Sometimes actors on Star Trek have such long-standing previous sci-fi characters (I’m looking at you Scott Bakula) that viewers can’t see them as something new.  I know this hindered my viewing of ST:Enterprise—kept waiting for Al to pop in (although watching Dean Stockwell in BSG, i completely forget he was ever Al on QL).  So, it may be that no one actually remembers anything important that Gingrich did, allowing him to kind of slip into this role and establish himself anew.  I mean, did anything he did really amount to much?  So that might allow him to start over as a character!

Just to recap: Palin will play Capt. Nalia Fergus of the USS Steadfast; she’s part of a group of rogue commanders who believe the dream prediction of the D’mi, that “the Reckoning”  will destroy the Federation.  Seeing a Federation President they don’t trust, nor believe he can protect everyone, they form an alliance to counter the Reckoning before it happens.  

Gingrich will play the D’mi (unnamed as of April 8) on-board the Steadfast, who lives in two worlds at the same time.  One is the dream and one is reality.  He is constantly unsure which reality he is living in.

“Which makes Gingrich perfect,” my writer friend at Paramount said, “He has a bit of experience nowadays with living in both fantasy and reality.”  He’s referring, of course, to Gingrich’s latest gaffe, putting words in Obama’s mouth that he never said.  Gingrich’s character will try to give advice to Capt Fergus (Palin) about how to avoid the Reckoning.  But he rarely ever sleeps—sleeping triggers the shift to the other reality–and so when he sleeps in one reality, he awakens in the other.

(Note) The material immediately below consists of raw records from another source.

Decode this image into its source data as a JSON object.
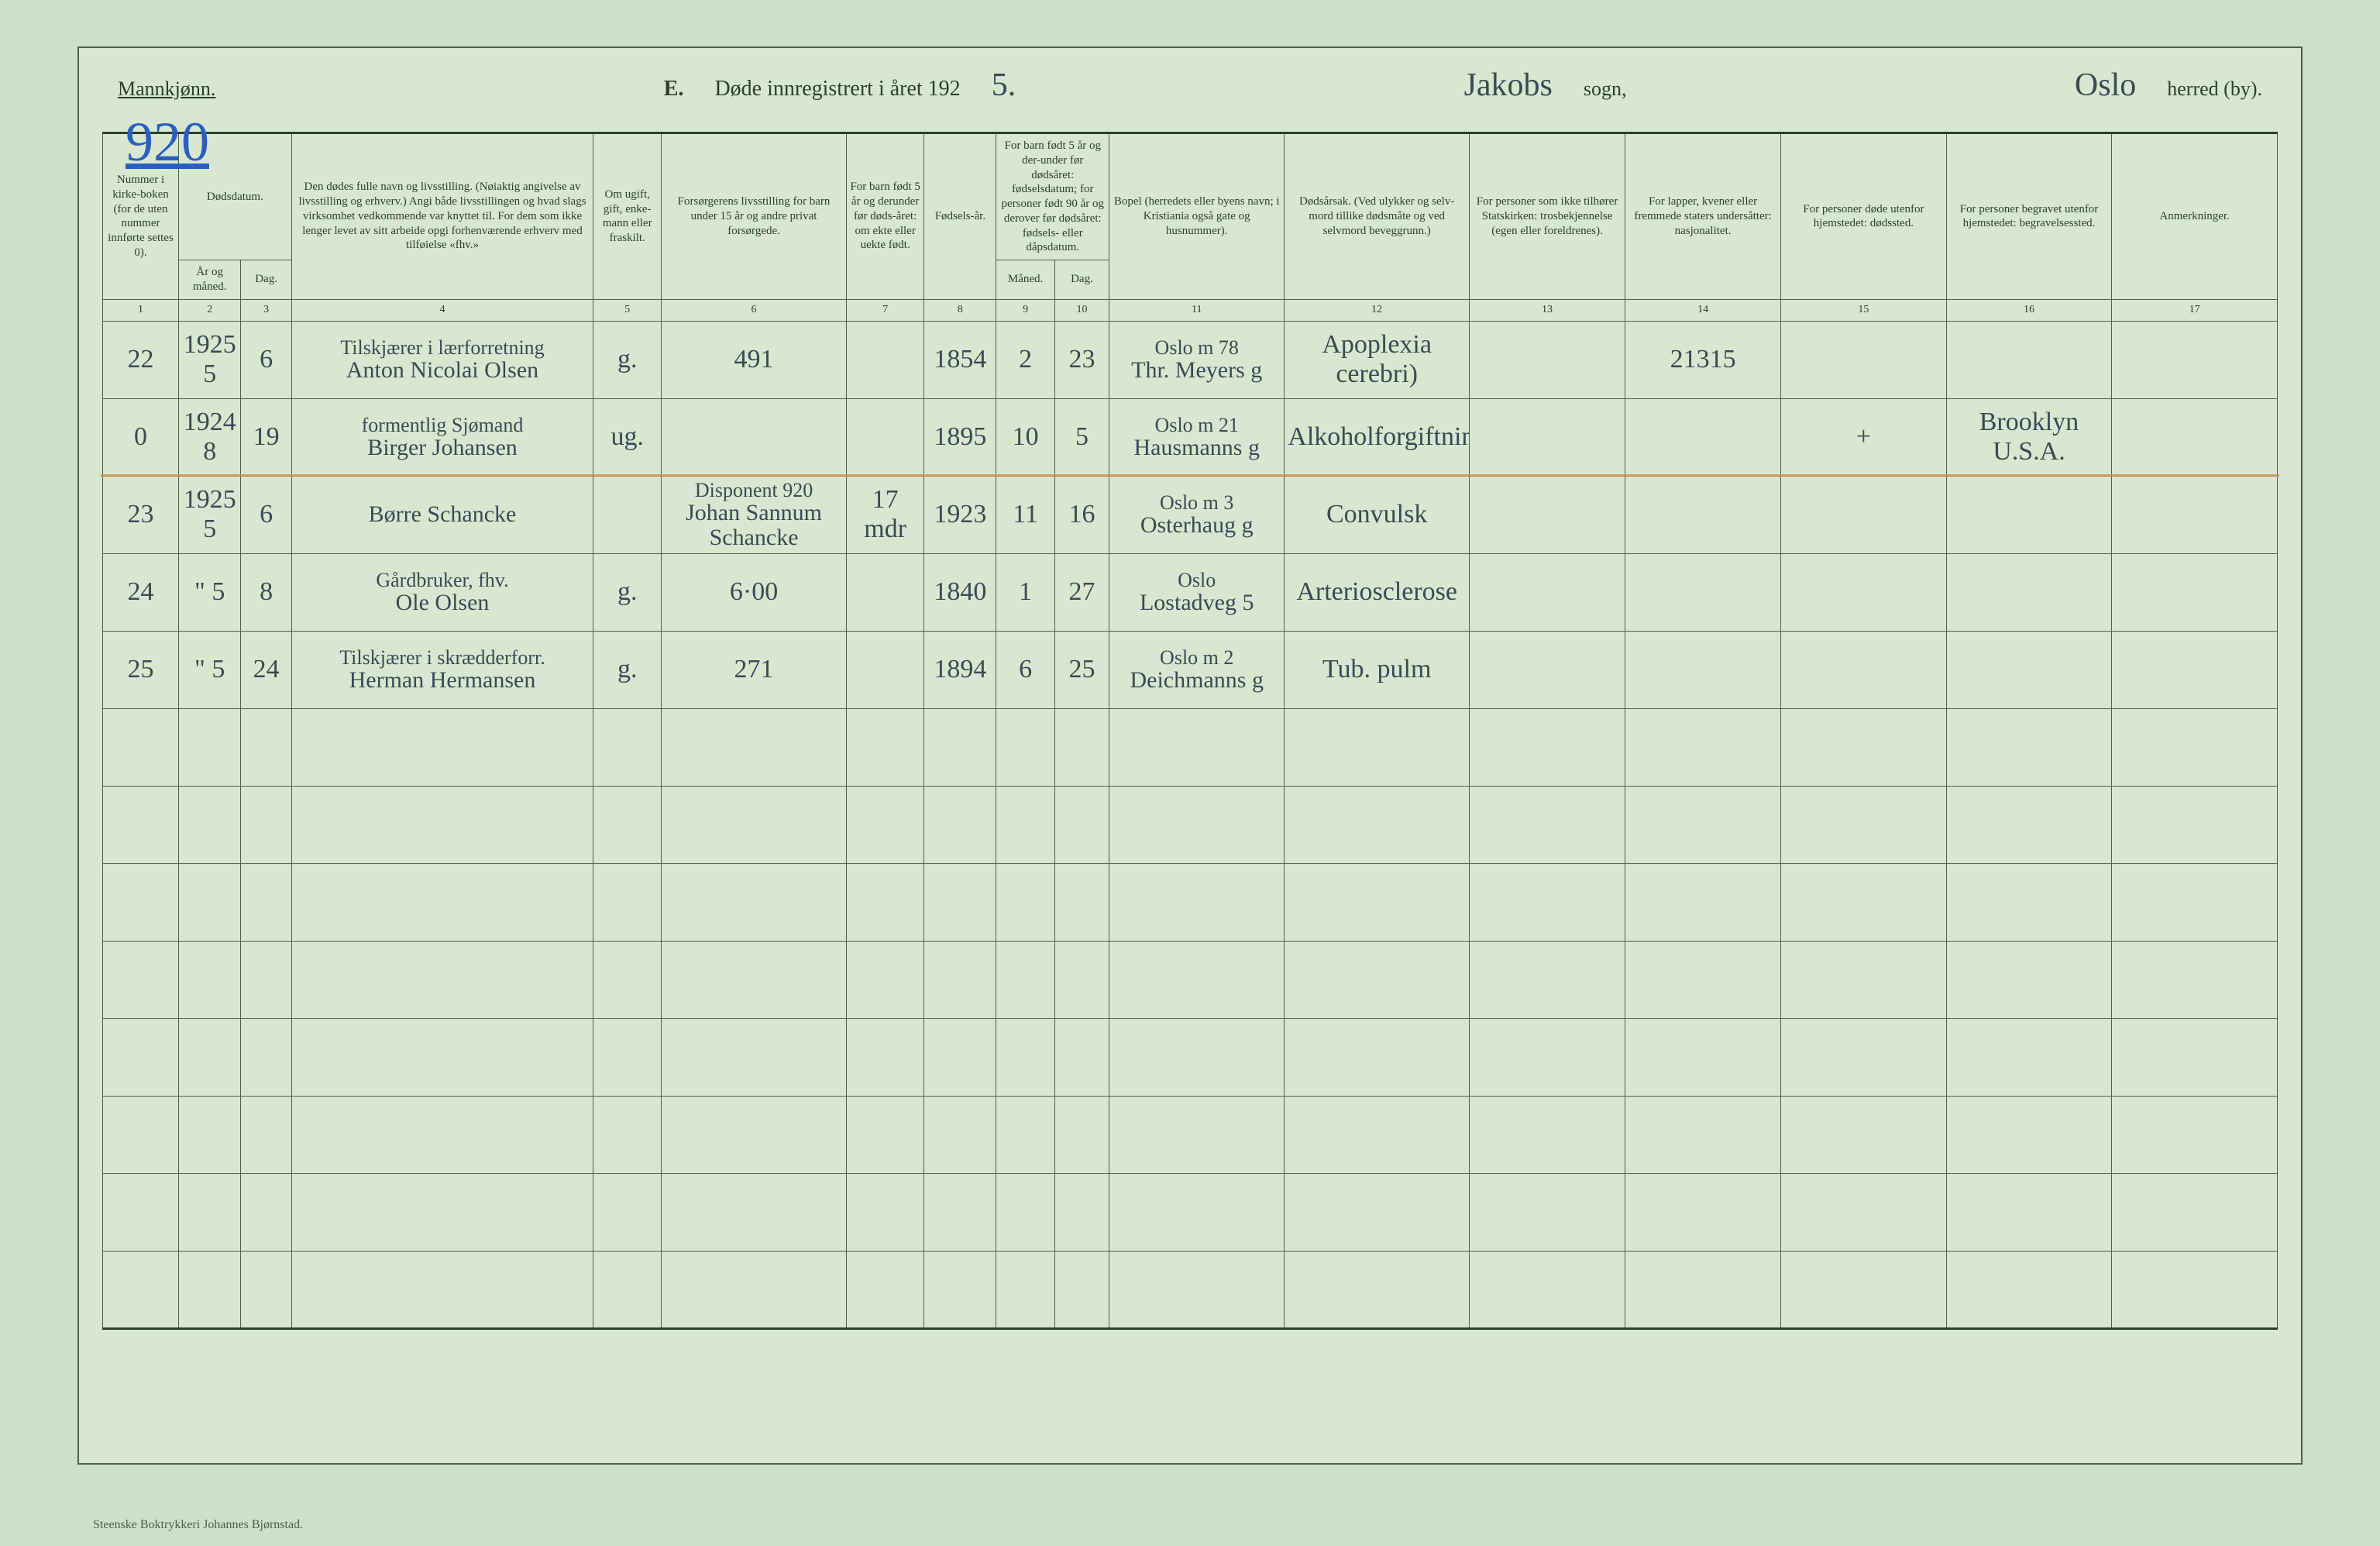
{
  "header": {
    "gender": "Mannkjønn.",
    "section_letter": "E.",
    "section_text": "Døde innregistrert i året 192",
    "year_suffix_hand": "5.",
    "sogn_hand": "Jakobs",
    "sogn_label": "sogn,",
    "herred_hand": "Oslo",
    "herred_label": "herred (by)."
  },
  "page_number": "920",
  "columns": {
    "c1": "Nummer i kirke-boken (for de uten nummer innførte settes 0).",
    "c2_top": "Dødsdatum.",
    "c2_a": "År og måned.",
    "c2_b": "Dag.",
    "c4": "Den dødes fulle navn og livsstilling. (Nøiaktig angivelse av livsstilling og erhverv.) Angi både livsstillingen og hvad slags virksomhet vedkommende var knyttet til. For dem som ikke lenger levet av sitt arbeide opgi forhenværende erhverv med tilføielse «fhv.»",
    "c5": "Om ugift, gift, enke-mann eller fraskilt.",
    "c6": "Forsørgerens livsstilling for barn under 15 år og andre privat forsørgede.",
    "c7": "For barn født 5 år og derunder før døds-året: om ekte eller uekte født.",
    "c8": "Fødsels-år.",
    "c9_top": "For barn født 5 år og der-under før dødsåret: fødselsdatum; for personer født 90 år og derover før dødsåret: fødsels- eller dåpsdatum.",
    "c9_a": "Måned.",
    "c9_b": "Dag.",
    "c11": "Bopel (herredets eller byens navn; i Kristiania også gate og husnummer).",
    "c12": "Dødsårsak. (Ved ulykker og selv-mord tillike dødsmåte og ved selvmord beveggrunn.)",
    "c13": "For personer som ikke tilhører Statskirken: trosbekjennelse (egen eller foreldrenes).",
    "c14": "For lapper, kvener eller fremmede staters undersåtter: nasjonalitet.",
    "c15": "For personer døde utenfor hjemstedet: dødssted.",
    "c16": "For personer begravet utenfor hjemstedet: begravelsessted.",
    "c17": "Anmerkninger."
  },
  "colnums": [
    "1",
    "2",
    "3",
    "4",
    "5",
    "6",
    "7",
    "8",
    "9",
    "10",
    "11",
    "12",
    "13",
    "14",
    "15",
    "16",
    "17"
  ],
  "rows": [
    {
      "n": "22",
      "yr": "1925 5",
      "day": "6",
      "name_top": "Tilskjærer i lærforretning",
      "name_bot": "Anton Nicolai Olsen",
      "status": "g.",
      "provider": "491",
      "ekte": "",
      "born": "1854",
      "bm": "2",
      "bd": "23",
      "home_top": "Oslo   m 78",
      "home_bot": "Thr. Meyers g",
      "cause": "Apoplexia cerebri)",
      "rel": "",
      "nat": "21315",
      "dsted": "",
      "bsted": "",
      "anm": ""
    },
    {
      "n": "0",
      "yr": "1924 8",
      "day": "19",
      "name_top": "formentlig Sjømand",
      "name_bot": "Birger Johansen",
      "status": "ug.",
      "provider": "",
      "ekte": "",
      "born": "1895",
      "bm": "10",
      "bd": "5",
      "home_top": "Oslo   m 21",
      "home_bot": "Hausmanns g",
      "cause": "Alkoholforgiftning",
      "rel": "",
      "nat": "",
      "dsted": "+",
      "bsted": "Brooklyn U.S.A.",
      "anm": ""
    },
    {
      "n": "23",
      "yr": "1925 5",
      "day": "6",
      "name_top": "",
      "name_bot": "Børre Schancke",
      "status": "",
      "provider_top": "Disponent 920",
      "provider": "Johan Sannum Schancke",
      "ekte": "17 mdr",
      "born": "1923",
      "bm": "11",
      "bd": "16",
      "home_top": "Oslo    m 3",
      "home_bot": "Osterhaug g",
      "cause": "Convulsk",
      "rel": "",
      "nat": "",
      "dsted": "",
      "bsted": "",
      "anm": ""
    },
    {
      "n": "24",
      "yr": "\" 5",
      "day": "8",
      "name_top": "Gårdbruker, fhv.",
      "name_bot": "Ole Olsen",
      "status": "g.",
      "provider": "6·00",
      "ekte": "",
      "born": "1840",
      "bm": "1",
      "bd": "27",
      "home_top": "Oslo",
      "home_bot": "Lostadveg 5",
      "cause": "Arteriosclerose",
      "rel": "",
      "nat": "",
      "dsted": "",
      "bsted": "",
      "anm": ""
    },
    {
      "n": "25",
      "yr": "\" 5",
      "day": "24",
      "name_top": "Tilskjærer i skrædderforr.",
      "name_bot": "Herman Hermansen",
      "status": "g.",
      "provider": "271",
      "ekte": "",
      "born": "1894",
      "bm": "6",
      "bd": "25",
      "home_top": "Oslo    m 2",
      "home_bot": "Deichmanns g",
      "cause": "Tub. pulm",
      "rel": "",
      "nat": "",
      "dsted": "",
      "bsted": "",
      "anm": ""
    }
  ],
  "empty_row_count": 8,
  "footer": "Steenske Boktrykkeri Johannes Bjørnstad."
}
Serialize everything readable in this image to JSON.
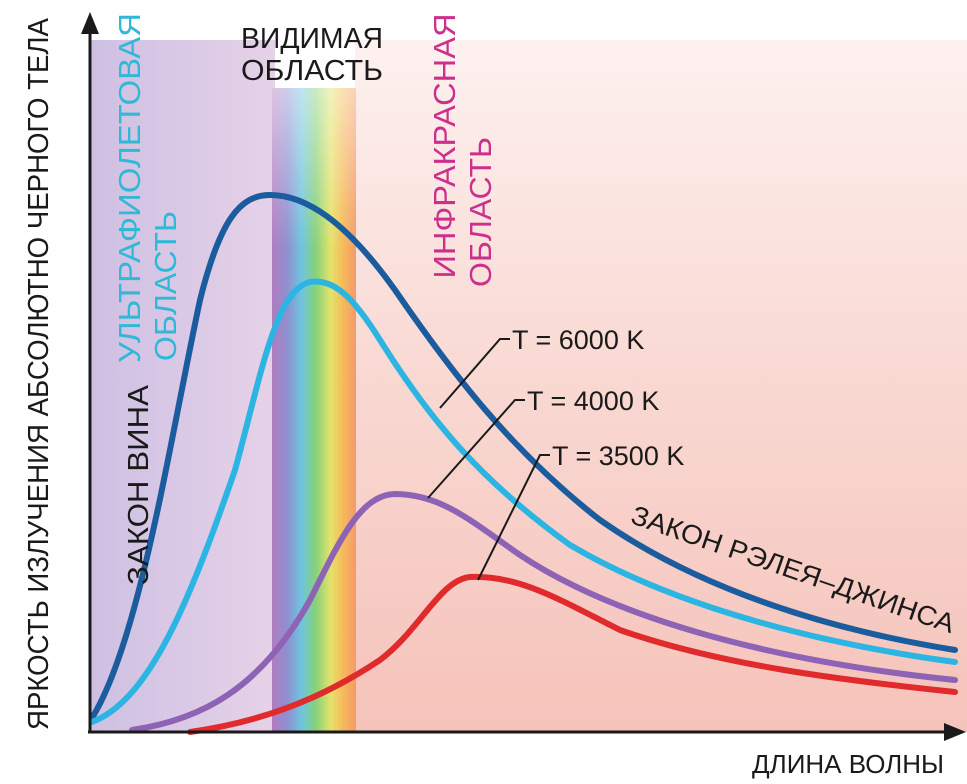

A great tension that the writers are building in is that he will begin to give information that proves false—about halfway through Season One.  He will claim that something Fergus has done has altered the future so that a “certain” event won’t happen the same, but in effect, there’s an idea that he really doesn’t know what he’s talking about.  I don’t even think that he knows that he lies; he’s a bit overwhelmed by the attention, by the focus, and by his power to direct Fergus, and the ships that follow her.  

I’m excited by this new Series.  I asked my friend why Paramount is delaying the formal announcement of Star Trek: Reckoning.  I’ve already had several people ask me when there will be more confirmed reports–and several people are searching on google for it.  

He says, “They’re testing the market right now, seeing what Red State America thinks about the idea.  They’ve never done a conservative focused Star Trek like this before.  They don’t know if they’ll have the audience.  But they’re basing it off of O’Reilly and Beck, Hannity and Coulter, and the current Tea Party constituency.  They figure people are tired of the way things have been done–and in that way, might be tired of Star Trek the old way—and want to see an overthrow, a rebellion—at least in science fiction, if they can’t have it in fact.”

I wonder if TV can play on that desire, that hope, of a people to want change so badly that they will accept the fictionalized version.  

“Well, you’ve seen The West Wing?  That was a George W. Bush era show–don’t tell me that wasn’t fantasy aimed at folks who wanted change!”  

He has a point.  

What I’m really interested in is this:  if the rogue group actually overthrows the Federation, will they make it more vulnerable to everyone else?  Will they make alliances with the Romulans?  The Borg?  Or will they naively think they can do better?  Fergus isn’t a seasoned captain; the D’mi doesn’t know what reality looks like; and they’re following a culture that believes in a bad dream….  they are hyping a monster that doesn’t exist.  

…will watching ST: Reckoning be akin to watching a train wreck in slow motion?